On peut avoir beaucoup d’esprit et de très bons sentiments, et écrire comme un chat.

 

Sire, il y avait autrefois un lion et un rat ; le rat fut amoureux du lion, et alla lui faire sa cour. Le lion lui donna un petit coup de patte : le rat s’en alla dans la souricière, mais il aima toujours le lion ; et voyant un jour un filet qu’on tendait pour attraper le lion et le tuer, il en rongea une maille. Sire, le rat baise très humblement vos belles griffes en toute humilité ; il ne mourra jamais entre deux capucins, comme a fait, à Bâle, un dogue de Saint-Malo (4) ; il aurait voulu mourir auprès de son lion. Croyez que le rat était plus attaché que le dogue.

 

 

1 – La position de Frédéric devenait plus critique de jour en jour. (G.A.)

 

2 – M. Beuchot nomme madame de Robecq. (G.A.)

 

3 – Choiseul. (G.A.)

 

4 – Maupertuis. (G.A.)

 

 

 

 

 

360 – DU ROI

 

 

22 Septembre 1759.

 

 

La duchesse de Saxe-Gotha m’envoie votre lettre, etc. (1). Comme je viens d’être étrangement balloté par la fortune, les correspondances ont toutes été interrompues. Je n’ai point reçu votre paquet du 29 ; c’est même avec bien de la peine que je fais passer cette lettre, si elle est assez heureuse de passer.

 

Ma position n’est pas si désespérée que mes ennemis le débitent. Je finirai encore bien ma campagne ; je n’ai pas le courage abattu ; mais je vois qu’il s’agit de paix. Tout ce que je peux vous dire de positif sur cet article, c’est que j’ai de l’honneur pour dix, et que, quelque malheur qui m’arrive, je me sens incapable de faire une action qui blesse le moins du monde ce point si sensible et si délicat pour un homme qui pense en preux chevalier, et si peu considéré de ces infâmes politiques qui pensent comme des marchands.

 

Je ne sais rien de ce que vous avez voulu me faire savoir ; mais, pour faire la paix, voilà deux conditions dont je ne me départirai jamais : 1° De la faire conjointement avec mes fidèles alliés ; 2° de la faire honorable et glorieuse. Voyez-vous, il ne me reste que l’honneur, je le conserverai au prix de mon sang.

 

Si on veut la paix, qu’on ne me propose rien qui répugne à la délicatesse de mes sentiments. Je suis dans les convulsions des opérations militaires ; je suis comme les joueurs qui sont dans le malheur, et qui s’opiniâtrent contre la fortune.

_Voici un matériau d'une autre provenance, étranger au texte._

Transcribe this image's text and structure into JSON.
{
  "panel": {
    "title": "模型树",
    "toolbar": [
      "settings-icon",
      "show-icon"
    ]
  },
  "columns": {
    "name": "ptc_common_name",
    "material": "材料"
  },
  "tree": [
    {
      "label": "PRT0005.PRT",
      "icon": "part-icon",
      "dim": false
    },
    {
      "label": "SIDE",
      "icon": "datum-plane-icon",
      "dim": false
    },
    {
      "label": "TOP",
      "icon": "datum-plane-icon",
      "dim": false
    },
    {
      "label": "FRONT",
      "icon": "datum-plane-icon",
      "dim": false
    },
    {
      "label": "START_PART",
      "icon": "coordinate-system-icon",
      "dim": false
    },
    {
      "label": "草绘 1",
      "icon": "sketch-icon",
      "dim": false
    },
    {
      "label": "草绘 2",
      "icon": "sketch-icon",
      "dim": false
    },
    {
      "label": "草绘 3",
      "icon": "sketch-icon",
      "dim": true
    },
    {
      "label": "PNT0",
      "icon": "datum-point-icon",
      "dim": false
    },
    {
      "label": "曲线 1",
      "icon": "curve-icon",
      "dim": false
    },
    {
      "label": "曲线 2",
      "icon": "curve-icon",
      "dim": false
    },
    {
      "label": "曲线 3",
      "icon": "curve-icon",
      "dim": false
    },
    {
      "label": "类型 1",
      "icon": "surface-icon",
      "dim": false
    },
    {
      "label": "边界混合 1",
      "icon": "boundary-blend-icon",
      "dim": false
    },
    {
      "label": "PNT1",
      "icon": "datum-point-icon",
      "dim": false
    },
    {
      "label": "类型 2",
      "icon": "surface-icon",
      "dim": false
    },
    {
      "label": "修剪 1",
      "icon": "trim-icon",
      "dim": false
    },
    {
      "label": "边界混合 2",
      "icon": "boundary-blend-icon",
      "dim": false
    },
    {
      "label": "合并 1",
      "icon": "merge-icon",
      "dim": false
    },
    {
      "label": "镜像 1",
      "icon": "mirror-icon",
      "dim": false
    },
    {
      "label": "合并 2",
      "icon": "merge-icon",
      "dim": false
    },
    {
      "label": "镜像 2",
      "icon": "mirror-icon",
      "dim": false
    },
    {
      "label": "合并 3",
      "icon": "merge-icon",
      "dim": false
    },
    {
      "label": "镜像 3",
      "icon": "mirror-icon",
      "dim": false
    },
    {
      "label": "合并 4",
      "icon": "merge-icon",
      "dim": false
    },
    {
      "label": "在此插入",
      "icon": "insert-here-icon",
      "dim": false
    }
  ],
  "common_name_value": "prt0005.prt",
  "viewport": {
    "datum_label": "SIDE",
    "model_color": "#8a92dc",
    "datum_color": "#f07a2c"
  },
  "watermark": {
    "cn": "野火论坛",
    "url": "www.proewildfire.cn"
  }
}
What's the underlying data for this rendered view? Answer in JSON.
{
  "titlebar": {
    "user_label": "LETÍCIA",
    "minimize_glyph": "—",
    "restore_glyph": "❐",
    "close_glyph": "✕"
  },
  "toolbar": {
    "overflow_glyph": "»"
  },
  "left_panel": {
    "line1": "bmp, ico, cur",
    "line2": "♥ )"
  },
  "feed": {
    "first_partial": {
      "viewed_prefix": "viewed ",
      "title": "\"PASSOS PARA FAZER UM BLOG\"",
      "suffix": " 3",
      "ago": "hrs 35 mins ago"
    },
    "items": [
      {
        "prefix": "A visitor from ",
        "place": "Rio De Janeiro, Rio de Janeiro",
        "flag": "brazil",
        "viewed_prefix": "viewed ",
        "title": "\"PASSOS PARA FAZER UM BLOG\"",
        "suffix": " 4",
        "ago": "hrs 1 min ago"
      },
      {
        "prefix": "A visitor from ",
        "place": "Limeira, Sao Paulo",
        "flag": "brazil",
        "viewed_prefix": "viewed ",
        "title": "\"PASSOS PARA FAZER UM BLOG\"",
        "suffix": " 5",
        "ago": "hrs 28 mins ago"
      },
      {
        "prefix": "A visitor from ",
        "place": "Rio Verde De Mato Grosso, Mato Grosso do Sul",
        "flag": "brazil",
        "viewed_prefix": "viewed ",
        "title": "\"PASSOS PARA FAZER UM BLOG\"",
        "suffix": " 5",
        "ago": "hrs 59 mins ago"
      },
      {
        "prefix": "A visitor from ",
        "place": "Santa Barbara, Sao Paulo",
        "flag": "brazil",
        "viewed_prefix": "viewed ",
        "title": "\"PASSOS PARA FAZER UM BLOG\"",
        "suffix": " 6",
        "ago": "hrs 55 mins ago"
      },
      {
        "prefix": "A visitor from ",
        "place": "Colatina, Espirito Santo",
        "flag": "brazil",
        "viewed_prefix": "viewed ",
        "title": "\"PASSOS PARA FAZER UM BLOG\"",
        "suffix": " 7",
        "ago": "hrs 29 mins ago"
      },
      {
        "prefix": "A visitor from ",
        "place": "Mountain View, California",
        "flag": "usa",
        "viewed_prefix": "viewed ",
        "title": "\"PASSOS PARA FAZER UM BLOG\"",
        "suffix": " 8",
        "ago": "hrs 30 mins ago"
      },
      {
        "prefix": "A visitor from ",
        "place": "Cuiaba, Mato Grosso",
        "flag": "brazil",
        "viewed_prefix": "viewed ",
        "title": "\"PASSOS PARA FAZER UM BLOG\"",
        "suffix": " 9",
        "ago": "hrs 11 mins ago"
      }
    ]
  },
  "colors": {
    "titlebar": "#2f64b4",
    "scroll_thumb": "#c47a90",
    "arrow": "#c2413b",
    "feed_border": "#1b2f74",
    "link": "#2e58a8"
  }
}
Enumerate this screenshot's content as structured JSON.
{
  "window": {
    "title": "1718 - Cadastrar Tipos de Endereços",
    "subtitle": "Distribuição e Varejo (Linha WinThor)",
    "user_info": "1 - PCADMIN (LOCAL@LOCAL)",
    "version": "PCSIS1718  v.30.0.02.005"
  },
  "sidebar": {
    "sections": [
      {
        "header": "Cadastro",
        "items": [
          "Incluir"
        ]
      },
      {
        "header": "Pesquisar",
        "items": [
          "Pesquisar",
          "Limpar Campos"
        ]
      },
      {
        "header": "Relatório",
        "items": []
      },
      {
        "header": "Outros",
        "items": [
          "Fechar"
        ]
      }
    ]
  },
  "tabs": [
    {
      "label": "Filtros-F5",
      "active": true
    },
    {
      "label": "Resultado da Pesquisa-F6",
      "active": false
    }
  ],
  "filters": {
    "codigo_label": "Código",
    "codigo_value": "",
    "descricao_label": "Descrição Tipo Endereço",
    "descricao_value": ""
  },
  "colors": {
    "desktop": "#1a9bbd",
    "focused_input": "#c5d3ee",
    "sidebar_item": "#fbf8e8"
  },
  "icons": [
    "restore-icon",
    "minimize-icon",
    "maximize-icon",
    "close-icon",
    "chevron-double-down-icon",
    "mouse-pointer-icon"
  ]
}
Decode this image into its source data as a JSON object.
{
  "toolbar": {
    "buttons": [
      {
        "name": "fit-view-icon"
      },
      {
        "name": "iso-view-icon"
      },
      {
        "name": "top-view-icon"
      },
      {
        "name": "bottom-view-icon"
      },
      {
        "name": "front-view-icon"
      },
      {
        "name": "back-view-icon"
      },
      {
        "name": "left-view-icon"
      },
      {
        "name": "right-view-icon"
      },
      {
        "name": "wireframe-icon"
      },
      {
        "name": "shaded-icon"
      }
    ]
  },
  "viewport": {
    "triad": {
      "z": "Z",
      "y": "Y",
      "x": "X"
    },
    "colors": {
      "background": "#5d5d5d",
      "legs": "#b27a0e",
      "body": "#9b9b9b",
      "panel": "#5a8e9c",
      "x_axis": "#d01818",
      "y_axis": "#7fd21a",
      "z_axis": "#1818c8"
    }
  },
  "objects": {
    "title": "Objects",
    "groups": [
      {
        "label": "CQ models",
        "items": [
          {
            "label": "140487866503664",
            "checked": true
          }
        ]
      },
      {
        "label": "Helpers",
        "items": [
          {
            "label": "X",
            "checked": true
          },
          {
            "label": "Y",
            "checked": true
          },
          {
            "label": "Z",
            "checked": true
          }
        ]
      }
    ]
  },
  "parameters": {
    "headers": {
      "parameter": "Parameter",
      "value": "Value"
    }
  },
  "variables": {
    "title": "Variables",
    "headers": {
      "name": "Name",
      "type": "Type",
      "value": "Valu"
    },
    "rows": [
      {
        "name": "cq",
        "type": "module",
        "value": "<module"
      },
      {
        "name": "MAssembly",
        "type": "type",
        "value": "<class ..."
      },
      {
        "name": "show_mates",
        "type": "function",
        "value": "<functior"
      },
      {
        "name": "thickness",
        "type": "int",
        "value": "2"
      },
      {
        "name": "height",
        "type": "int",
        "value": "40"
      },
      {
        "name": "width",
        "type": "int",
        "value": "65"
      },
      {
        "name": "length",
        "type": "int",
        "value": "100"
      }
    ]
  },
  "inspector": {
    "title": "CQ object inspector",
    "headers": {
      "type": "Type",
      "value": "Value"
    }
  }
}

Je l’ai forcée de revenir à moi plus d’une fois, comme une maîtresse volage. J’ai affaire à de si sottes gens, qu’il faut nécessairement qu’à la fin j’aie l’avantage sur eux ; mais qu’il arrive tout ce qui plaira à sa sacrée majesté le Hasard, je ne m’en embarrasse pas. J’ai jusqu’ici la conscience nette des malheurs qui me sont arrivés. La bataille de Minden, celle de Cadix, et la perte du Canada, sont des arguments capables de rendre la raison aux Français, auxquels l’ellébore autrichien l’avait brouillée. Je ne demande pas mieux que la paix, mais je la veux non flétrissante. Après avoir combattu avec succès contre toute l’Europe, il serait bien honteux de perdre par un trait de plume ce que j’ai maintenu par l’épée (2).

 

Voilà ma façon de penser ; vous ne me trouverez pas à l’eau rose ; mais Henri IV, mais Louis XIV, mes ennemis mêmes, que je peux citer, ne l’ont pas été plus que moi. Si j’étais né particulier, je céderais tout pour l’amour de la paix ; mais il faut prendre l’esprit de son état. Voilà tout ce que je peux vous dire jusqu’à présent. Dans trois ou quatre semaines la correspondance sera plus libre, etc. FÉDÉRIC.

 

 

1 – Le roi ayant été battu le 12 Août à Kunnersdorf, Voltaire fut chargé par le ministère français de lui faire des propositions de paix. On n’a pas la lettre de Voltaire, mais les observations de M. de Chauvelin sur le projet de lettre ont été publiées. (G.A.)

 

2 – On lui avait fait entendre qu’il devait restituer la Silésie. (G.A.)